Miles of Tile

Although I wrote yesterday about being surprised that my memory of tile color was way off, we are pleased with how the construction process is going. They  did a nice job of laying down the tile. We are doing several things that are different than our India team is used to doing — we’re laying the tiles diagonally across the rooms, and instead of tile skirting we will install wide wood moldings. We are using bigger 2-foot by 2-foot tiles. Here are shots of some of the living/dining area:

So you can see we ran the same tile out onto the balconies to maintain some visual consistency. I thought it would look “choppy” if we used a different tile outdoors that you could see from the indoors. Fenesta french doors with wood frames will be installed in a few weeks, so you’ll see the indoor tile flow outdoors through the glass doors.

We wanted some grout lines to show between tiles, but not too big and not too small. This looks about right to me. Shades of Cinderella! The grout color will be matched to the tiles (they’re not grouted yet in these photos) so the color will blend in across the room. In the Millimeters Count post, I wrote about the visual impact of grout line choices. In fact I live in parallel worlds right now — at the same time we’re doing work in the Chennai apartment, this is finally the year we’re replacing old cracked tile in our Chicago sunroom. Just tonight we were in Home Depot choosing grout color and placing a tile order. (Yes I will post before & after pics of that project here too!)

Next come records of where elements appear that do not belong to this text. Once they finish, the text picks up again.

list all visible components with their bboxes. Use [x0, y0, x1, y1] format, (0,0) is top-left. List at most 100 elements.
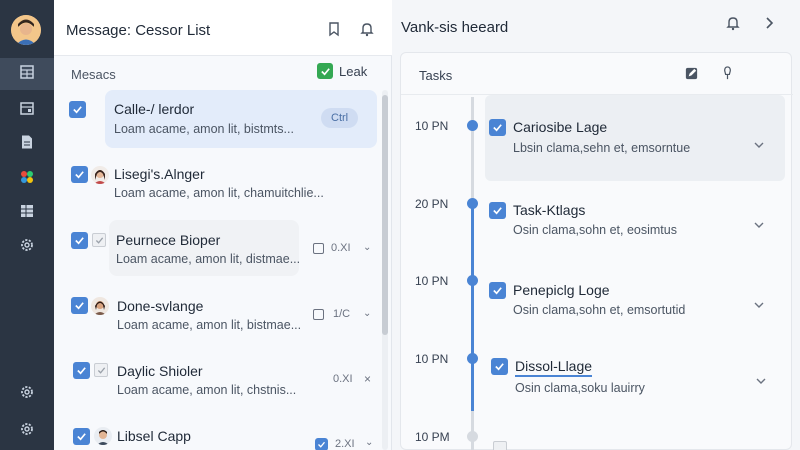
message-preview: Loam acame, amon lit, bistmts...: [114, 122, 294, 136]
task-time: 20 PN: [415, 197, 449, 211]
timeline-dot: [467, 198, 478, 209]
timeline-line-top: [471, 97, 474, 119]
task-title: Penepiclg Loge: [513, 282, 610, 298]
chevron-down-icon[interactable]: [753, 299, 765, 311]
board-title: Vank-sis heeard: [401, 19, 509, 36]
apps-nav-item[interactable]: [0, 163, 54, 195]
chevron-down-icon[interactable]: ⌄: [363, 308, 371, 319]
timeline-line: [471, 203, 474, 411]
scrollbar-thumb[interactable]: [382, 95, 388, 335]
secondary-checkbox[interactable]: [92, 233, 106, 247]
settings-nav-item-bottom-1[interactable]: [0, 378, 54, 410]
item-count: 1/C: [333, 308, 351, 320]
settings-icon: [19, 237, 35, 258]
calendar-nav-item[interactable]: [0, 94, 54, 126]
messages-section-label: Mesacs: [71, 67, 116, 82]
task-checkbox[interactable]: [489, 282, 506, 299]
message-preview: Loam acame, amon lit, bistmae...: [117, 318, 302, 332]
message-item[interactable]: Calle-/ lerdor Loam acame, amon lit, bis…: [105, 90, 377, 148]
leak-filter-checkbox[interactable]: [317, 63, 333, 79]
task-item[interactable]: Penepiclg Loge Osin clama,sohn et, emsor…: [485, 261, 785, 343]
tasks-label: Tasks: [419, 68, 453, 83]
task-time: 10 PM: [415, 430, 450, 444]
messages-panel: Message: Cessor List Mesacs Leak Calle-/…: [54, 0, 392, 450]
timeline-line-upper: [471, 119, 474, 203]
item-small-checkbox[interactable]: [313, 243, 324, 254]
table-icon: [19, 203, 35, 224]
message-sender: Libsel Capp: [117, 428, 191, 444]
task-checkbox[interactable]: [489, 119, 506, 136]
edit-icon[interactable]: [683, 65, 699, 81]
grid-nav-item[interactable]: [0, 58, 54, 90]
secondary-checkbox[interactable]: [94, 363, 108, 377]
message-sender: Daylic Shioler: [117, 363, 203, 379]
message-badge: Ctrl: [321, 108, 359, 128]
tasks-header: Tasks: [401, 53, 793, 95]
chevron-down-icon[interactable]: ⌄: [363, 242, 371, 253]
message-checkbox[interactable]: [73, 362, 90, 379]
timeline-dot: [467, 431, 478, 442]
message-preview: Loam acame, amon lit, chamuitchlie...: [114, 186, 324, 200]
pin-icon[interactable]: [719, 65, 735, 81]
message-sender: Done-svlange: [117, 298, 204, 314]
message-sender: Peurnece Bioper: [116, 232, 221, 248]
message-sender: Lisegi's.Alnger: [114, 166, 205, 182]
tasks-card: Tasks 10 PN Cariosibe Lage Lbsin clama,s…: [400, 52, 793, 450]
task-time: 10 PN: [415, 119, 449, 133]
task-time: 10 PN: [415, 352, 449, 366]
message-item[interactable]: Lisegi's.Alnger Loam acame, amon lit, ch…: [105, 158, 377, 210]
chevron-down-icon[interactable]: ⌄: [365, 437, 373, 448]
task-checkbox[interactable]: [489, 202, 506, 219]
timeline-dot: [467, 353, 478, 364]
chevron-down-icon[interactable]: [753, 219, 765, 231]
apps-icon: [19, 169, 35, 190]
task-description: Osin clama,soku lauirry: [515, 381, 645, 395]
task-item[interactable]: Cariosibe Lage Lbsin clama,sehn et, emso…: [485, 95, 785, 181]
message-preview: Loam acame, amon lit, chstnis...: [117, 383, 297, 397]
task-item[interactable]: Dissol-Llage Osin clama,soku lauirry: [485, 341, 785, 423]
document-nav-item[interactable]: [0, 128, 54, 160]
item-small-checkbox[interactable]: [313, 309, 324, 320]
messages-title: Message: Cessor List: [66, 22, 211, 39]
message-checkbox[interactable]: [69, 101, 86, 118]
task-title: Task-Ktlags: [513, 202, 586, 218]
document-icon: [19, 134, 35, 155]
left-rail: [0, 0, 54, 450]
task-title: Dissol-Llage: [515, 358, 593, 377]
messages-header: Message: Cessor List: [54, 0, 392, 56]
item-small-checkbox[interactable]: [315, 438, 328, 450]
grid-icon: [19, 64, 35, 85]
message-checkbox[interactable]: [71, 232, 88, 249]
chevron-right-icon[interactable]: [760, 14, 778, 32]
task-checkbox[interactable]: [491, 358, 508, 375]
message-sender: Calle-/ lerdor: [114, 101, 195, 117]
message-checkbox[interactable]: [71, 297, 88, 314]
item-count: 2.XI: [335, 438, 355, 450]
avatar: [94, 427, 112, 445]
table-nav-item[interactable]: [0, 197, 54, 229]
chevron-down-icon[interactable]: [753, 139, 765, 151]
message-checkbox[interactable]: [71, 166, 88, 183]
settings-nav-item-bottom-2[interactable]: [0, 415, 54, 447]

Our team is paying such attention to detail that this is how they laid the tiles where the different colors meet at the bedroom and bathroom doors:

Surely there will be door thresholds there, but the grout lines will be well-aligned on either side of the thresholds. Look how they even did cuts where needed so the tiles fit close:

I have to admit, I was apprehensive about how this would go, based on our previous experiences with renovations and contractors, in the house we live in while we were here and we met with the contractors personally every morning. And now we’re working from the near complete opposite side of the planet. However it’s been going well. One key is, my husband is working with the architect to ensure that we receive detailed mock-ups of how everything will be laid out, every step of the way. We carefully review it and through email and scanned images, communicate back and forth until all details are correct. The architect doesn’t proceed until we sign approval.

We provide pictures to help communicate what we’re looking for as clearly as possible. For example, we sent pictures to the architect of a bathroom in our Chicago house to show how we’d like raised tile to separate the showers from the rest of the bathrooms:

This is travertine tile skirting from The Tile Shop in the U.S. — we won’t be doing anything this fancy in the Chennai apartment. They will cut standard tiles to fit the step. In fact we haven’t yet seen bullnosed tile there and are wondering if it’s available because it would make nicer edges. We are also installing glass shower doors and sent photos to show examples of that:

So eventually the Chennai showers will look somewhat like this. The master bath is tiny, so the shower will be a straight glass wall with a hinge to open a glass door. The guest and public bathroom is much bigger and will have a three-wall shower somewhat like the shower above, which is in our Chicago home. It was so difficult to get to this result when we renovated this bathroom — we had to fight each step of the way and I don’t know why it had to be so difficult with contractors. It was a strain on many areas of life at the time, thank goodness it lasted only 8 weeks. I cannot even rehash all the stories — I just want to forget them. The process is going much, much smoother with our team in Chennai and we really appreciate that!

Next the Chennai team is installing the bathroom wall and floor tiles. Excited to see this! Here are photos from the store display (Vaigai Sanitation in Chennai) of the master bath tile:

The mosaic feature will be on two opposite walls of the bathroom — behind the toilet as shown here, and also repeated in the shower. The remainder of the walls will have the beige tile shown here. I hope on our next trip to India to find an old small wood cabinet to revamp as a sink vanity. I think that would go nice with this natural tile.

And here’s the guest bath tile (all tile in the whole apartment is from Vaigai Sanitation in Chennai):

Looking forward to following up soon with photos of the tile installed in the bathrooms!